Tuesday, October 14, 2008

The teenagers say this is "emo-ing". I'm still a teenager still, so yeah.. I'm emo-ing. Just nice my computer lab is empty now, Iggy is sleeping and all the people I know is busy-ing. All by myself, alone in the cold empty computer lab (don't know which idoit set the tempreture so low). Looking at Iggy, feel like disturbing her and talking to her, which I always do. But she looks tired from all the fan-meeting sessions. Let her sleep.

Don't even feel like stepping out for lunch. Don't even feel like eating.

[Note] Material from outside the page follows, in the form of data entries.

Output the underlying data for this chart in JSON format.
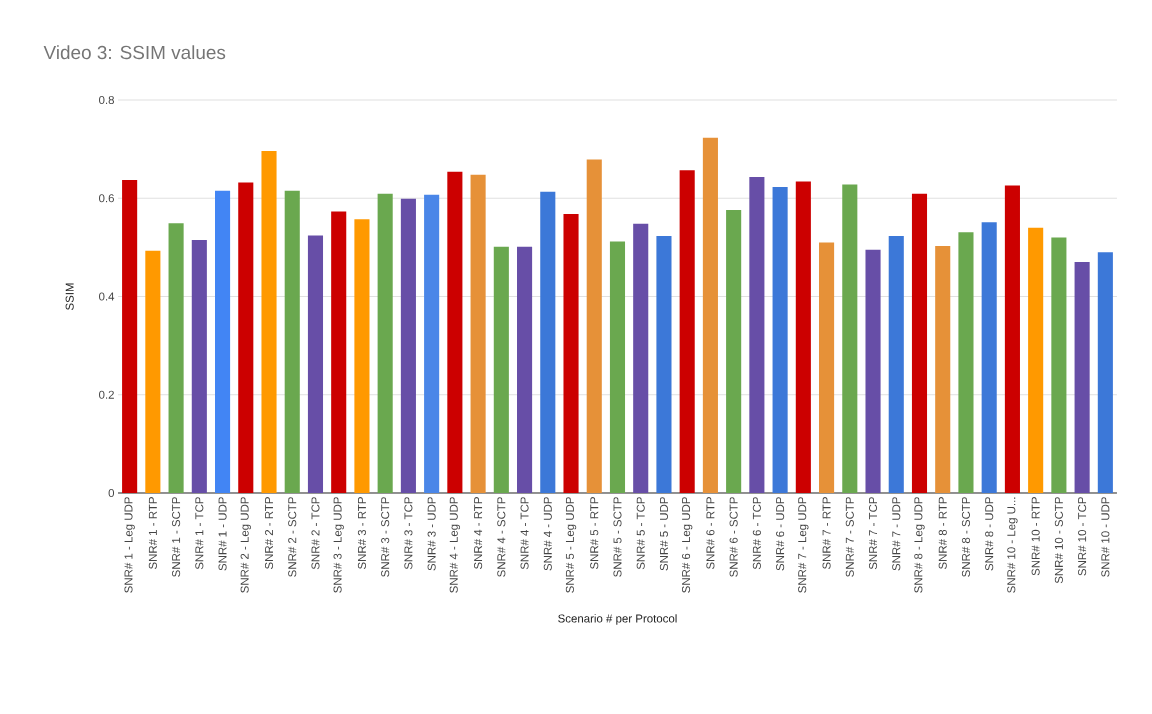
{
  "chart_data": {
    "type": "bar",
    "title": "Video 3: SSIM values",
    "xlabel": "Scenario # per Protocol",
    "ylabel": "SSIM",
    "categories": [
      "SNR# 1 - Leg UDP",
      "SNR# 1 - RTP",
      "SNR# 1 - SCTP",
      "SNR# 1 - TCP",
      "SNR# 1 - UDP",
      "SNR# 2 - Leg UDP",
      "SNR# 2 - RTP",
      "SNR# 2 - SCTP",
      "SNR# 2 - TCP",
      "SNR# 3 - Leg UDP",
      "SNR# 3 - RTP",
      "SNR# 3 - SCTP",
      "SNR# 3 - TCP",
      "SNR# 3 - UDP",
      "SNR# 4 - Leg UDP",
      "SNR# 4 - RTP",
      "SNR# 4 - SCTP",
      "SNR# 4 - TCP",
      "SNR# 4 - UDP",
      "SNR# 5 - Leg UDP",
      "SNR# 5 - RTP",
      "SNR# 5 - SCTP",
      "SNR# 5 - TCP",
      "SNR# 5 - UDP",
      "SNR# 6 - Leg UDP",
      "SNR# 6 - RTP",
      "SNR# 6 - SCTP",
      "SNR# 6 - TCP",
      "SNR# 6 - UDP",
      "SNR# 7 - Leg UDP",
      "SNR# 7 - RTP",
      "SNR# 7 - SCTP",
      "SNR# 7 - TCP",
      "SNR# 7 - UDP",
      "SNR# 8 - Leg UDP",
      "SNR# 8 - RTP",
      "SNR# 8 - SCTP",
      "SNR# 8 - UDP",
      "SNR# 10 - Leg U...",
      "SNR# 10 - RTP",
      "SNR# 10 - SCTP",
      "SNR# 10 - TCP",
      "SNR# 10 - UDP"
    ],
    "values": [
      0.637,
      0.493,
      0.549,
      0.515,
      0.615,
      0.632,
      0.696,
      0.615,
      0.524,
      0.573,
      0.557,
      0.609,
      0.599,
      0.607,
      0.654,
      0.648,
      0.501,
      0.501,
      0.613,
      0.568,
      0.679,
      0.512,
      0.548,
      0.523,
      0.657,
      0.723,
      0.576,
      0.643,
      0.623,
      0.634,
      0.51,
      0.628,
      0.495,
      0.523,
      0.609,
      0.503,
      0.531,
      0.551,
      0.626,
      0.54,
      0.52,
      0.47,
      0.49
    ],
    "colors": [
      "#cc0000",
      "#ff9900",
      "#6aa84f",
      "#674ea7",
      "#4285f4",
      "#cc0000",
      "#ff9900",
      "#6aa84f",
      "#674ea7",
      "#cc0000",
      "#ff9900",
      "#6aa84f",
      "#674ea7",
      "#4a86e8",
      "#cc0000",
      "#e69138",
      "#6aa84f",
      "#674ea7",
      "#3c78d8",
      "#cc0000",
      "#e69138",
      "#6aa84f",
      "#674ea7",
      "#3c78d8",
      "#cc0000",
      "#e69138",
      "#6aa84f",
      "#674ea7",
      "#3c78d8",
      "#cc0000",
      "#e69138",
      "#6aa84f",
      "#674ea7",
      "#3c78d8",
      "#cc0000",
      "#e69138",
      "#6aa84f",
      "#3c78d8",
      "#cc0000",
      "#ff9900",
      "#6aa84f",
      "#674ea7",
      "#3c78d8"
    ],
    "ylim": [
      0,
      0.8
    ],
    "yticks": [
      0,
      0.2,
      0.4,
      0.6,
      0.8
    ],
    "grid": "y"
  }
}
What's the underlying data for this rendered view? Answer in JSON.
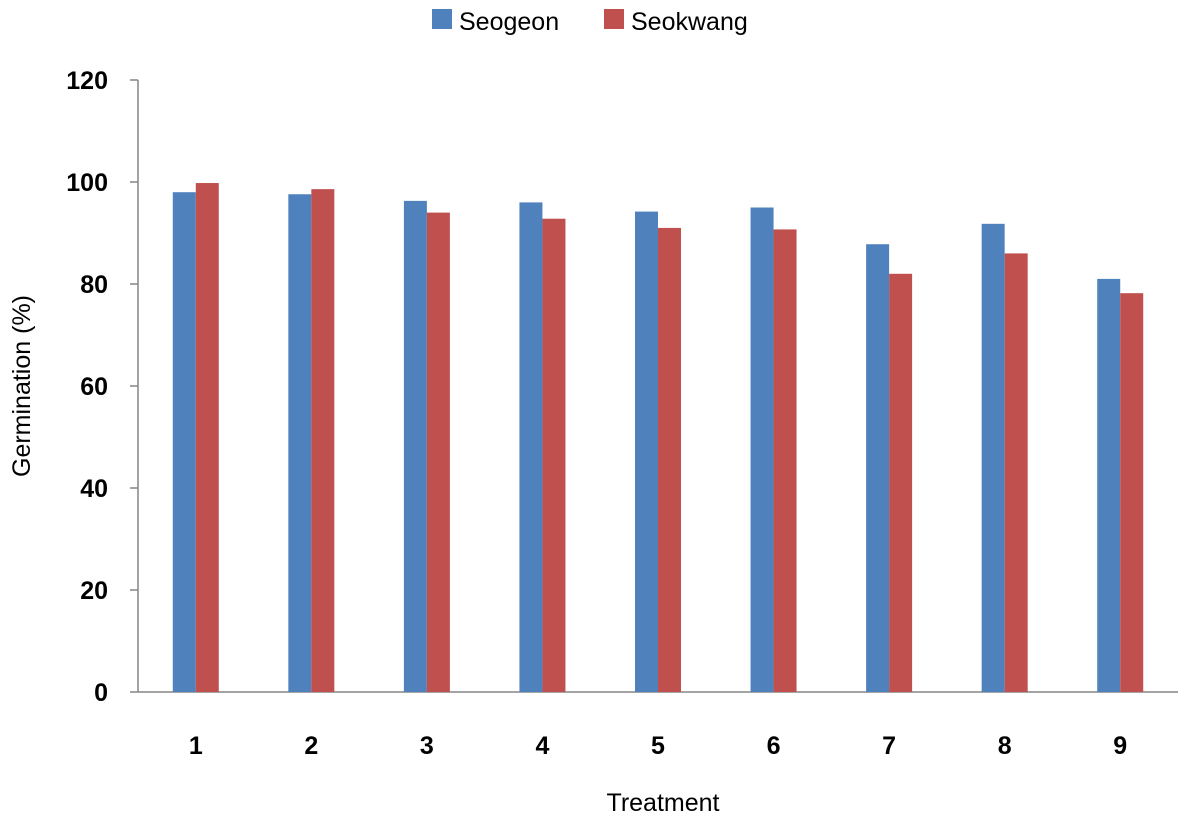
{
  "chart_data": {
    "type": "bar",
    "title": "",
    "xlabel": "Treatment",
    "ylabel": "Germination (%)",
    "categories": [
      "1",
      "2",
      "3",
      "4",
      "5",
      "6",
      "7",
      "8",
      "9"
    ],
    "series": [
      {
        "name": "Seogeon",
        "color": "#4F81BD",
        "values": [
          98,
          97.6,
          96.3,
          96,
          94.2,
          95,
          87.8,
          91.8,
          81
        ]
      },
      {
        "name": "Seokwang",
        "color": "#C0504D",
        "values": [
          99.8,
          98.6,
          94,
          92.8,
          91,
          90.7,
          82,
          86,
          78.2
        ]
      }
    ],
    "ylim": [
      0,
      120
    ],
    "yticks": [
      0,
      20,
      40,
      60,
      80,
      100,
      120
    ],
    "grid": false,
    "legend_position": "top-center"
  }
}
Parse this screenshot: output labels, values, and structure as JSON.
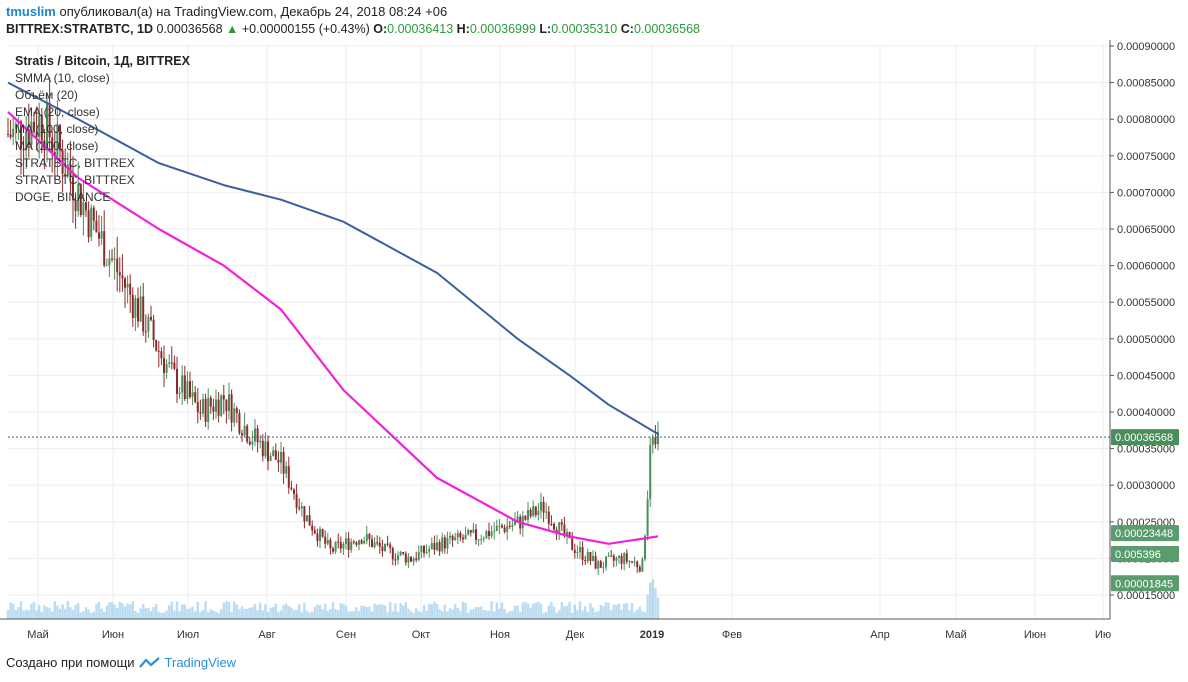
{
  "header": {
    "user": "tmuslim",
    "published_text": "опубликовал(а) на TradingView.com, Декабрь 24, 2018 08:24 +06",
    "symbol": "BITTREX:STRATBTC, 1D",
    "last": "0.00036568",
    "change": "+0.00000155 (+0.43%)",
    "o_label": "O:",
    "o_value": "0.00036413",
    "h_label": "H:",
    "h_value": "0.00036999",
    "l_label": "L:",
    "l_value": "0.00035310",
    "c_label": "C:",
    "c_value": "0.00036568"
  },
  "legend": {
    "title": "Stratis / Bitcoin, 1Д, BITTREX",
    "items": [
      "SMMA (10, close)",
      "Объём (20)",
      "EMA (20, close)",
      "MA (100, close)",
      "MA (200, close)",
      "STRATBTC, BITTREX",
      "STRATBTC, BITTREX",
      "DOGE, BINANCE"
    ]
  },
  "footer": {
    "created_with": "Создано при помощи",
    "brand": "TradingView"
  },
  "colors": {
    "ma200": "#3a5fa0",
    "ma100": "#ee22dd",
    "up": "#4a8f5b",
    "down": "#8b2a2a",
    "volume": "#8ec5e8",
    "badge_price": "#4a8f5b",
    "badge_other": "#5a9c6e"
  },
  "chart_data": {
    "type": "candlestick",
    "title": "Stratis / Bitcoin, 1Д, BITTREX",
    "x_ticks": [
      "Май",
      "Июн",
      "Июл",
      "Авг",
      "Сен",
      "Окт",
      "Ноя",
      "Дек",
      "2019",
      "Фев",
      "Апр",
      "Май",
      "Июн",
      "Ию"
    ],
    "y_ticks": [
      "0.00015000",
      "0.00020000",
      "0.00025000",
      "0.00030000",
      "0.00035000",
      "0.00040000",
      "0.00045000",
      "0.00050000",
      "0.00055000",
      "0.00060000",
      "0.00065000",
      "0.00070000",
      "0.00075000",
      "0.00080000",
      "0.00085000",
      "0.00090000"
    ],
    "ylim": [
      0.000115,
      0.000905
    ],
    "badges": [
      {
        "label": "0.00036568",
        "value": 0.00036568
      },
      {
        "label": "0.00023448",
        "value": 0.00023448
      },
      {
        "label": "0.005396",
        "value": 0.000206
      },
      {
        "label": "0.00001845",
        "value": 0.000166
      }
    ],
    "close_approx": [
      {
        "date": "2018-04-20",
        "close": 0.00078
      },
      {
        "date": "2018-05-01",
        "close": 0.0008
      },
      {
        "date": "2018-05-10",
        "close": 0.00074
      },
      {
        "date": "2018-05-20",
        "close": 0.00066
      },
      {
        "date": "2018-06-01",
        "close": 0.00058
      },
      {
        "date": "2018-06-10",
        "close": 0.00052
      },
      {
        "date": "2018-06-20",
        "close": 0.00045
      },
      {
        "date": "2018-07-01",
        "close": 0.0004
      },
      {
        "date": "2018-07-10",
        "close": 0.00042
      },
      {
        "date": "2018-07-20",
        "close": 0.00037
      },
      {
        "date": "2018-08-01",
        "close": 0.00033
      },
      {
        "date": "2018-08-10",
        "close": 0.00026
      },
      {
        "date": "2018-08-20",
        "close": 0.00021
      },
      {
        "date": "2018-09-01",
        "close": 0.00023
      },
      {
        "date": "2018-09-10",
        "close": 0.00021
      },
      {
        "date": "2018-09-20",
        "close": 0.0002
      },
      {
        "date": "2018-10-01",
        "close": 0.00022
      },
      {
        "date": "2018-10-15",
        "close": 0.00023
      },
      {
        "date": "2018-11-01",
        "close": 0.00025
      },
      {
        "date": "2018-11-10",
        "close": 0.00027
      },
      {
        "date": "2018-11-20",
        "close": 0.00022
      },
      {
        "date": "2018-12-01",
        "close": 0.00019
      },
      {
        "date": "2018-12-10",
        "close": 0.0002
      },
      {
        "date": "2018-12-18",
        "close": 0.00019
      },
      {
        "date": "2018-12-21",
        "close": 0.00034
      },
      {
        "date": "2018-12-24",
        "close": 0.00036568
      }
    ],
    "series": [
      {
        "name": "MA (200, close)",
        "values_approx": [
          0.00085,
          0.0008,
          0.00074,
          0.00071,
          0.00069,
          0.00066,
          0.00059,
          0.0005,
          0.00045,
          0.00041,
          0.00037
        ]
      },
      {
        "name": "MA (100, close)",
        "values_approx": [
          0.00081,
          0.00072,
          0.00065,
          0.0006,
          0.00054,
          0.00043,
          0.00031,
          0.00025,
          0.00023,
          0.00022,
          0.00023
        ]
      }
    ]
  }
}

Crazy ah, Grace!

No body to talk to every now and then loh~ No body for me to disturb every now and then loh~ I tried to build some new friendships, all of them are still very new so nothing's happening. More excuse to emo. Actually, I'm not all by myself.. It's just whether I want to step out of this lab, pluck up my courage and talk to people. Easy to others, but hard for me. Why do I have this stupid barrier in between me and people?

I don't mind being alone, but it's the feeling of lonliness that caught me. I don't want to leave this school after my time here, not gaining anything, not leaving anything behind. Haiya... what's wrong. I just want to emo today~

Reminds me of the emo times on and off the ship. I feel like a teenager today.